The signature is different between op_slow and the tentative, as I directly pass the dimensions weight_shape_1 = weight_shape[1] (I thought passing a torch.Size object would mess up with the compiler).

Hey !
I have been progressing on the tentative/understanding of Numba on my side. I have a working tentative implementation that matches the output of op_slow, here is a list of main changes with respect to the original post:

  • changed the parallelism only to the batch dimension so as to simplify my approach
  • removed usage of shared array for mu, gamma and input at the moment

Now the catch is that it performs worse than the CPU implementation by 2/3 orders of magnitude. I’m looking toward profiling based improvement as the next step. My main source is curiouscoding.nl/phd/2021/03/24/numba-cuda-speedup/
I understand the main culprit would be related to sub-par data management. I’d take any suggestion !

@cuda.jit
def op_numba_c(input, gamma, mu, c, weight_shape_1, weight_shape_2, weight_shape_3):
    sharedC = cuda.shared.array(shape=1024, dtype=numba.float32)
    bi = cuda.grid(1)
    x_gridsize = cuda.gridsize(1)
    threadB = cuda.threadIdx.x

    if threadB < c.shape[0]:
        sharedC[threadB] = c[threadB]
    if cuda.blockDim.x < c.shape[0] and threadB == 0:  # not covering all values
        for i in range(cuda.blockDim.x, c.shape[0]):
            sharedC[i] = c[i]

    cuda.syncthreads()

    if bi > input.shape[0]:
        return

    while bi < input.shape[0]:
        # Iterate on io j0 i0p j0p
        for i0 in range(input.shape[2]):
            for j0 in range(input.shape[3]):
                for i0p in range(input.shape[5]):
                    for j0p in range(input.shape[6]):
                        v = numba.float32(0.)
                        for ci in range(weight_shape_1):
                            threadM = mu[bi, ci]
                            threadG = gamma[bi, ci]
                            for ii in range(weight_shape_2):
                                for ji in range(weight_shape_3):
                                    v += (threadM[i0+ii, j0+ji] * threadM[i0p+ii, j0p+ji] + threadG[i0+ii, j0+ji, ci, i0p+ii, j0p+ji])
                        # For each c0 update input
                        for c0 in range(input.shape[1]):
                            #input[bi, c0, i0, j0, c0, i0p, j0p] += v * sharedC[c0]
                            cuda.atomic.add(input, (bi, c0, i0, j0, c0, i0p, j0p), v * sharedC[c0])
        bi += x_gridsize

Hi, you shouldn’t need atomic add and using shared memory at all. In your last comment you mentioned that only the batch dim is parallelized. However you typically need to a lot of parallelism to keep the GPU fully occupied, otherwise it’s under-utilized.

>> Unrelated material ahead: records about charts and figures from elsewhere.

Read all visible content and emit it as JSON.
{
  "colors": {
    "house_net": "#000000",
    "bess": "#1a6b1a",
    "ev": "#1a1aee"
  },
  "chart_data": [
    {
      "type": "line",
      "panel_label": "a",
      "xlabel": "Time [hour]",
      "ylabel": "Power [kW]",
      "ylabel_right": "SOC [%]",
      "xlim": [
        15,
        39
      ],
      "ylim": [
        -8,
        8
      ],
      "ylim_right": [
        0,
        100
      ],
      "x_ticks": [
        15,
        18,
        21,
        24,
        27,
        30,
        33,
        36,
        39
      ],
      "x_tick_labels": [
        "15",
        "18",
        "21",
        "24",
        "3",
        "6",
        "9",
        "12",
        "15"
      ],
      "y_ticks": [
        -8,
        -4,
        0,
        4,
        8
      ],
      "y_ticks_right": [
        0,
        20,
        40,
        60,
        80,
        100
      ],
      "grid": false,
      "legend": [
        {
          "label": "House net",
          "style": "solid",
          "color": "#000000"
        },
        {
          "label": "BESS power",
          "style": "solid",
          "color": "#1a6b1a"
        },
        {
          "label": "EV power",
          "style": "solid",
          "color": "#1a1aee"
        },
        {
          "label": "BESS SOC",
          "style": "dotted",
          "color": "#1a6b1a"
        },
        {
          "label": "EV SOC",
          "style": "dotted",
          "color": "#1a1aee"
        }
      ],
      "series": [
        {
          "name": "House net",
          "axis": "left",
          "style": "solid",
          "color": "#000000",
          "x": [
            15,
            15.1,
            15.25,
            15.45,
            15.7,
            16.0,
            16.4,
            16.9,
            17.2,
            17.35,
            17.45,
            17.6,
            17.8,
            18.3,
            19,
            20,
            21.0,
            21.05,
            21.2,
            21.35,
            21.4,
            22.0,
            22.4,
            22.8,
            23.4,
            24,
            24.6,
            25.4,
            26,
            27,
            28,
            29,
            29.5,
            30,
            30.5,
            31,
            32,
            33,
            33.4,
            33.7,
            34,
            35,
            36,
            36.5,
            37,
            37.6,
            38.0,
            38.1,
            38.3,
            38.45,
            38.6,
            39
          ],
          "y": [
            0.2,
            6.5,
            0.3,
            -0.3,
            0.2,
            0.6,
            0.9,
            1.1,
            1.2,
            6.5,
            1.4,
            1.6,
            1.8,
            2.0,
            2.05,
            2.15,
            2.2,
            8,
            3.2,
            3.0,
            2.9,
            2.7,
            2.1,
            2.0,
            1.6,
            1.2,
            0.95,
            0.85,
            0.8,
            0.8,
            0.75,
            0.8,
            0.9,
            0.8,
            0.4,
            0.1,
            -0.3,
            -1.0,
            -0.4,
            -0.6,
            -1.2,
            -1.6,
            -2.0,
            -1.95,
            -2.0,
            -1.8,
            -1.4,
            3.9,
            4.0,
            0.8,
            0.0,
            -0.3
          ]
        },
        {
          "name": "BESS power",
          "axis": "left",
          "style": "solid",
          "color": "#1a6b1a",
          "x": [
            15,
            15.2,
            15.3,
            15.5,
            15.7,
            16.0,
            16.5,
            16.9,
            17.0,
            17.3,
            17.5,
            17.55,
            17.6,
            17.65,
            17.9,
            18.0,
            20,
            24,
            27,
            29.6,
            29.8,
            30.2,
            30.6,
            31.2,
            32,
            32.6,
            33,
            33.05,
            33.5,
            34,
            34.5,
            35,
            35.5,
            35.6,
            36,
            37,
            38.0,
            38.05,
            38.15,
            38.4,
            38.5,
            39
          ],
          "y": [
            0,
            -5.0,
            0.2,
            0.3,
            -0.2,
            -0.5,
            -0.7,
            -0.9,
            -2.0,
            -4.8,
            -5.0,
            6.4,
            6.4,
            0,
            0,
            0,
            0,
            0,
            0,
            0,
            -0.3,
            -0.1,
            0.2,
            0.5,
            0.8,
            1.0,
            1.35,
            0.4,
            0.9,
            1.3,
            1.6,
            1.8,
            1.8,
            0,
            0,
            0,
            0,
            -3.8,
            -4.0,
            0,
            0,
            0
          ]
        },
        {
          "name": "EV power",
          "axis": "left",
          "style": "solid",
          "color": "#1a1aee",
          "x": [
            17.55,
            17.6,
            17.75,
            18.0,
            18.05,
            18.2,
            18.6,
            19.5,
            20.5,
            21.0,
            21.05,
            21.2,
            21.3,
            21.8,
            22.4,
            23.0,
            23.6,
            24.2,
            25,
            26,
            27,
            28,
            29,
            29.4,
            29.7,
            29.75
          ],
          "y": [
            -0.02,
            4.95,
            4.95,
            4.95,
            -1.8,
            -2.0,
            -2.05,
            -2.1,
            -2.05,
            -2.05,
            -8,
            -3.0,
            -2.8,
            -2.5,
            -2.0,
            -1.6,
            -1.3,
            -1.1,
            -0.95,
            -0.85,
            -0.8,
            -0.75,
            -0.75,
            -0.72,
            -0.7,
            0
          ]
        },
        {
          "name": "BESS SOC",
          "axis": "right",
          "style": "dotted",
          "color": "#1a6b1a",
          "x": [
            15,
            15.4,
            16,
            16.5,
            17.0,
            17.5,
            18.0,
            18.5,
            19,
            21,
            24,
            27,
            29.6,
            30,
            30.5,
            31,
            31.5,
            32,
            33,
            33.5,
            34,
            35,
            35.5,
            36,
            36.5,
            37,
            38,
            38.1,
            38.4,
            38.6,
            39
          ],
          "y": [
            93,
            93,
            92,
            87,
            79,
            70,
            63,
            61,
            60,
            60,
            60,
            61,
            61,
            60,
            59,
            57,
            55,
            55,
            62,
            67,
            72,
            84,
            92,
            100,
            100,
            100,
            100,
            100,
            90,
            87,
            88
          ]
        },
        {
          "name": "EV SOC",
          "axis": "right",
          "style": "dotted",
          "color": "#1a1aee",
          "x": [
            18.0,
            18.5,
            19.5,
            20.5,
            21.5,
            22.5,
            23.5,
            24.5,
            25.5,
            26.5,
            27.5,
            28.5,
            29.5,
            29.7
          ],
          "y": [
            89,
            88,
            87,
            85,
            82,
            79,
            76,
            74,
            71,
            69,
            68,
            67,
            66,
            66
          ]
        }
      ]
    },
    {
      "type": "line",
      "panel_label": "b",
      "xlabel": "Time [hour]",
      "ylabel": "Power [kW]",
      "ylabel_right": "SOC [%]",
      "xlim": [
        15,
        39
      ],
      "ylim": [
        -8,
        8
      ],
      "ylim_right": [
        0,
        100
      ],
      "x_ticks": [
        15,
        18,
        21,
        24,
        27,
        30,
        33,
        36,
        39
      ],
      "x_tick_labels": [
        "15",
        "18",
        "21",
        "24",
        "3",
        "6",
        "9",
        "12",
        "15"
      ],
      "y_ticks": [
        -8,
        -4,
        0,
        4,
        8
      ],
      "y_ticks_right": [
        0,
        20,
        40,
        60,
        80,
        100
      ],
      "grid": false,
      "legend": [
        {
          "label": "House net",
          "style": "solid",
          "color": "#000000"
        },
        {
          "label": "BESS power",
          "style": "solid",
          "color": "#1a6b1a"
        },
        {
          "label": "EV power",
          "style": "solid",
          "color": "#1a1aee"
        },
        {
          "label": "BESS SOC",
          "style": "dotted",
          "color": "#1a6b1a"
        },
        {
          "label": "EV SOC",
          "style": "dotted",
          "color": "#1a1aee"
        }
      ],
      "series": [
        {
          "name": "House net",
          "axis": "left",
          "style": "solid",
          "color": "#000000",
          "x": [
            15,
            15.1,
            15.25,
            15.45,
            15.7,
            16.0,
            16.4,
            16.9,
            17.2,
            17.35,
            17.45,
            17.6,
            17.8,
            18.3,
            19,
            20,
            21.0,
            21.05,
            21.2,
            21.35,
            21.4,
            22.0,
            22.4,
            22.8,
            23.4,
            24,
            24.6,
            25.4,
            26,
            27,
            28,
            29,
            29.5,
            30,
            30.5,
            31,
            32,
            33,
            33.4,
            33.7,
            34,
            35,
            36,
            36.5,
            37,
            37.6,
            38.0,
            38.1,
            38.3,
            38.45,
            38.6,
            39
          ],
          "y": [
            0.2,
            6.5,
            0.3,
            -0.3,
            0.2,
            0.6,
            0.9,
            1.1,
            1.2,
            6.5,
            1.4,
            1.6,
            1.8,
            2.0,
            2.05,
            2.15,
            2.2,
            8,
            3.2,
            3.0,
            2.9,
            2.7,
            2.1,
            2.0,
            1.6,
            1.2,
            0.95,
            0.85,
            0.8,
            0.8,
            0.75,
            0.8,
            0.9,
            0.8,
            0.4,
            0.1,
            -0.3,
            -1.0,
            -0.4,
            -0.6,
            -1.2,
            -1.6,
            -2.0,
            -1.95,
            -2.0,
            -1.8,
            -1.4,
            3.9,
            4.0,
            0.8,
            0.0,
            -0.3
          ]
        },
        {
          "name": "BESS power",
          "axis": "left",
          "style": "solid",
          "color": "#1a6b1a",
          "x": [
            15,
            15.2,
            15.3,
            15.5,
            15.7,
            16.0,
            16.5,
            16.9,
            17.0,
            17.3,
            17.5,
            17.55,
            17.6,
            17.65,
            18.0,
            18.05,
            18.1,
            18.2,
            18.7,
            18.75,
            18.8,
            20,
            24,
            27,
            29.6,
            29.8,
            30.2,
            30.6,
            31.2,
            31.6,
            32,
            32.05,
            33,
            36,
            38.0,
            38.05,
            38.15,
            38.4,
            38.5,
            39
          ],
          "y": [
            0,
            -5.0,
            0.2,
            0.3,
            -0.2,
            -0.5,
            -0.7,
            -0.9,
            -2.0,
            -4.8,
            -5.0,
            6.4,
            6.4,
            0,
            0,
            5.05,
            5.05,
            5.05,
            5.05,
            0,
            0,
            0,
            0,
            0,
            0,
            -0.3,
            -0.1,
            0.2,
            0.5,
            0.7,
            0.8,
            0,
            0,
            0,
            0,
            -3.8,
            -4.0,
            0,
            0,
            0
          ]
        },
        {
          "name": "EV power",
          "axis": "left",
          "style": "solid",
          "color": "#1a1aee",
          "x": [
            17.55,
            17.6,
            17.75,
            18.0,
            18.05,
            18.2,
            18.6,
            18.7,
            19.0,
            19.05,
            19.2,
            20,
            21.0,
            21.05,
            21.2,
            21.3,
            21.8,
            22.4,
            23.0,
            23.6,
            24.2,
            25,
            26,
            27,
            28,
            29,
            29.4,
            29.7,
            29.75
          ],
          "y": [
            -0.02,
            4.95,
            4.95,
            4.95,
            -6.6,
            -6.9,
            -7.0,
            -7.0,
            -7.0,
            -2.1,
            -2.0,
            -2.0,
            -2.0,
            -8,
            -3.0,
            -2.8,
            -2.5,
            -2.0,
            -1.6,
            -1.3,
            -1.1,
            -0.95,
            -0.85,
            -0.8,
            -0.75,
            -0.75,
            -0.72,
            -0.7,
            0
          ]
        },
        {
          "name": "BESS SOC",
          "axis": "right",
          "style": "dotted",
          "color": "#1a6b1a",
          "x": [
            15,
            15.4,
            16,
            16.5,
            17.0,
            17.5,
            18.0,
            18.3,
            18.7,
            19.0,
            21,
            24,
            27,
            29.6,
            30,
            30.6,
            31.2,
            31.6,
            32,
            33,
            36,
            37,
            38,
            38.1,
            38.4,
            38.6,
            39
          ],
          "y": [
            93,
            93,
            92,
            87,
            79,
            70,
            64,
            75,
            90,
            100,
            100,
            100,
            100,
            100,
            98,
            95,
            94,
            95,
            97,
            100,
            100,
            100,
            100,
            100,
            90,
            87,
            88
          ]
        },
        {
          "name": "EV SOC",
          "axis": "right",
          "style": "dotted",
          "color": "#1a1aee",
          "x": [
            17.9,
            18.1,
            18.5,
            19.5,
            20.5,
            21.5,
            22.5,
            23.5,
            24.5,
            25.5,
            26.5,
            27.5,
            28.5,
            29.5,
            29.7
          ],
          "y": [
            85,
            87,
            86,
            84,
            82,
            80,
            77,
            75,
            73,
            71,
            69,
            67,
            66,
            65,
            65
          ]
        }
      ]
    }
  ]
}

You original code can be parallelized as follows:

bi, c0, i0, j0, c0, i0p, j0p => dimensions that can be mapped to thread blocks
ci, ii, ji => dimensions that can be mapped to parallel threads

You will need block reduction among the threads. Each thread block will be responsible for one data point of input[bi, c0, i0, j0, c0, i0p, j0p]. This way as I see, no inter-block communication such as atomic add is needed.